Depletion of B cells delays viremia and clinical symptoms after intratracheal infection. Resistant and susceptible chickens bursectomized (Bx) at day 18 of embryonation or intact were infected at 2 wk of age. (A) Morbidity and time to reach predefined clinical end-points are shown (see Materials and Methods section) (Bx n = 6; control n = 10). (B) Changes in viremia over time between intact and Bx chickens were measured by quantitative PCR for the Meq gene and the ratios are graphed here. (C and D) B cells, macrophages (Mac), and CD4 or CD8 T cells were fluorescently sorted and ICP4 RNA transcripts were enumerated in purified populations using quantitative RT-PCR (n = 3). Viral replication in subpopulations is shown for 5 dpi (C) and 20 dpi (D). The data shown are representative of duplicate experiments.

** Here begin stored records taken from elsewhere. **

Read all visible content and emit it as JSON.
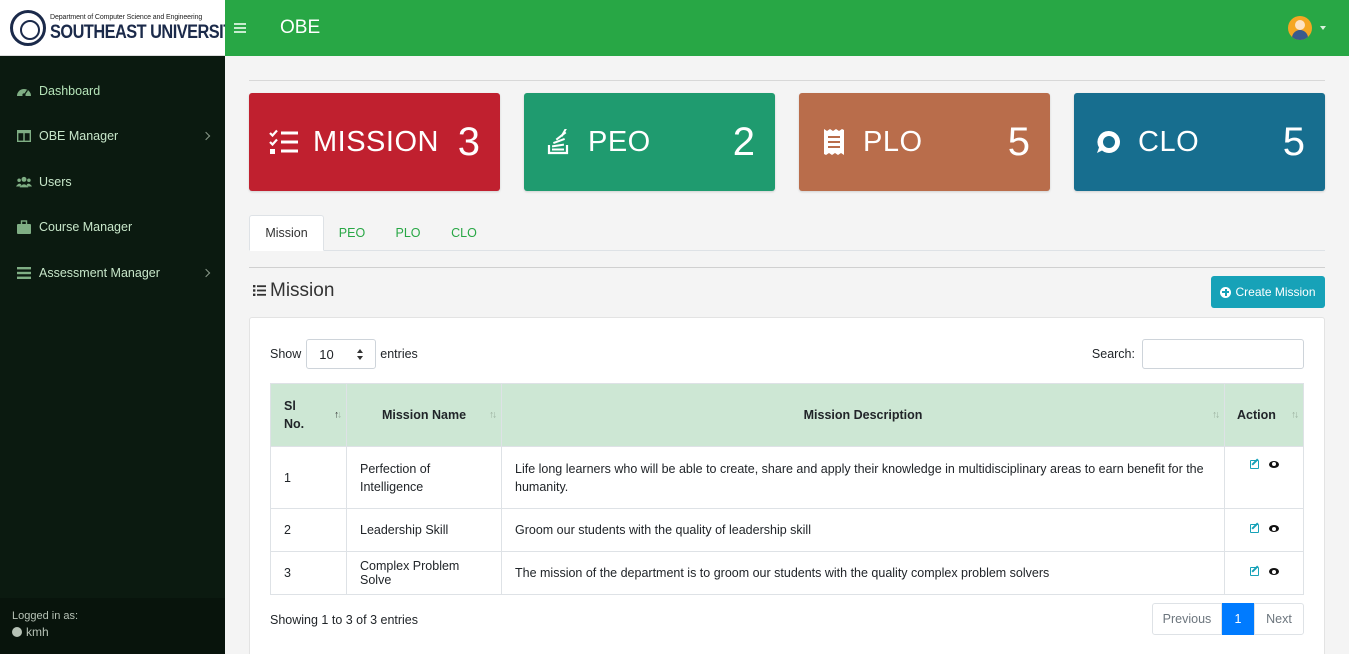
{
  "brand": {
    "dept": "Department of Computer Science and Engineering",
    "name": "SOUTHEAST UNIVERSITY"
  },
  "header": {
    "title": "OBE"
  },
  "sidebar": {
    "items": [
      {
        "label": "Dashboard",
        "icon": "dashboard-icon"
      },
      {
        "label": "OBE Manager",
        "icon": "table-icon",
        "has_submenu": true
      },
      {
        "label": "Users",
        "icon": "users-icon"
      },
      {
        "label": "Course Manager",
        "icon": "briefcase-icon"
      },
      {
        "label": "Assessment Manager",
        "icon": "menu-icon",
        "has_submenu": true
      }
    ],
    "footer": {
      "logged_in_label": "Logged in as:",
      "username": "kmh"
    }
  },
  "stats": [
    {
      "label": "MISSION",
      "value": "3",
      "color": "#c0202f",
      "icon": "tasks-icon"
    },
    {
      "label": "PEO",
      "value": "2",
      "color": "#1f9b6f",
      "icon": "stack-icon"
    },
    {
      "label": "PLO",
      "value": "5",
      "color": "#b96d4b",
      "icon": "receipt-icon"
    },
    {
      "label": "CLO",
      "value": "5",
      "color": "#176e8f",
      "icon": "comment-icon"
    }
  ],
  "tabs": [
    {
      "label": "Mission",
      "active": true
    },
    {
      "label": "PEO"
    },
    {
      "label": "PLO"
    },
    {
      "label": "CLO"
    }
  ],
  "section": {
    "title": "Mission",
    "create_label": "Create Mission"
  },
  "table": {
    "show_label": "Show",
    "entries_label": "entries",
    "length_value": "10",
    "search_label": "Search:",
    "search_value": "",
    "columns": [
      "Sl No.",
      "Mission Name",
      "Mission Description",
      "Action"
    ],
    "rows": [
      {
        "sl": "1",
        "name": "Perfection of Intelligence",
        "description": "Life long learners who will be able to create, share and apply their knowledge in multidisciplinary areas to earn benefit for the humanity."
      },
      {
        "sl": "2",
        "name": "Leadership Skill",
        "description": "Groom our students with the quality of leadership skill"
      },
      {
        "sl": "3",
        "name": "Complex Problem Solve",
        "description": "The mission of the department is to groom our students with the quality complex problem solvers"
      }
    ],
    "info": "Showing 1 to 3 of 3 entries",
    "pager": {
      "previous": "Previous",
      "current": "1",
      "next": "Next"
    }
  }
}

To identify how B cell depletion affected pathogenesis, B cells, macrophages, and CD4 and CD8 T cells were sorted from spleens of chickens infected by the natural route at 5 and 20 dpi (Fig. 7C and D). MDV replication was demonstrated in B cells and macrophages at 5 dpi in susceptible but not resistant chickens, and the cell types had very similar viral loads per cell. No viral replication was observed in T cells at this time point. Depletion of B cells by bursectomy prevented viral replication in KUL-01⁺ macrophages of susceptible chickens. At 20 dpi, predominantly CD4 and CD8 T cells were infected in the bursectomized susceptible chickens. No intact susceptible line 7 chickens remained for comparison at this time point. Intact resistant chickens showed only very low levels of viral replication in CD4 T cells, but did not have any detectable levels of viral replication once bursectomized.

Discussion

MD, a lymphoproliferative disease of chickens, is caused by a virus that is mainly spread by contact exposure. The ability to infect chickens via the respiratory tract has been demonstrated by studies performed as early as the 1970s; infection through contact exposure with airborne suspensions of infective dander (1,9,15,31,32) and with infected individuals (34,39,48), administration of feather tip extracts (16,21), as well as cell-associated virus (38) were all shown to cause MD. However, some characteristics of these approaches, such as reproducibility issues, inability to deliver a quantifiable dose of virus, or delivery to the gastrointestinal tract (1,9,29), precluded their use to investigate early events after infection. The approach to deliver infective dander via the trachea described here circumvents some of these issues, allowing for the exact timing of events following pulmonary infection. The microaerosolizer provides a simple and effective tool to introduce a standard dose of MDV in its native form into the trachea in a timed manner. We previously demonstrated the importance of the route and the form of the virus when parenteral infection with cell-associated virus was compared to intratracheal infection with native MDV for resistant and susceptible strains (14). Although 2.5 mg of dander contained 16 times more viral DNA compared to 1000 pfu of cell-associated virus (the doses used in the experiments), even increasing the infective dose of cell-associated virus 100 times could not replicate the timing of the clinical signs seen after intratracheal infection (14). In addition, preliminary data suggest that the form of the infective material is also crucial in determining clinical outcome (Staines and Butter, unpublished data). These data highlight the importance of the route of infection for pathogenesis and eventual clinical outcome.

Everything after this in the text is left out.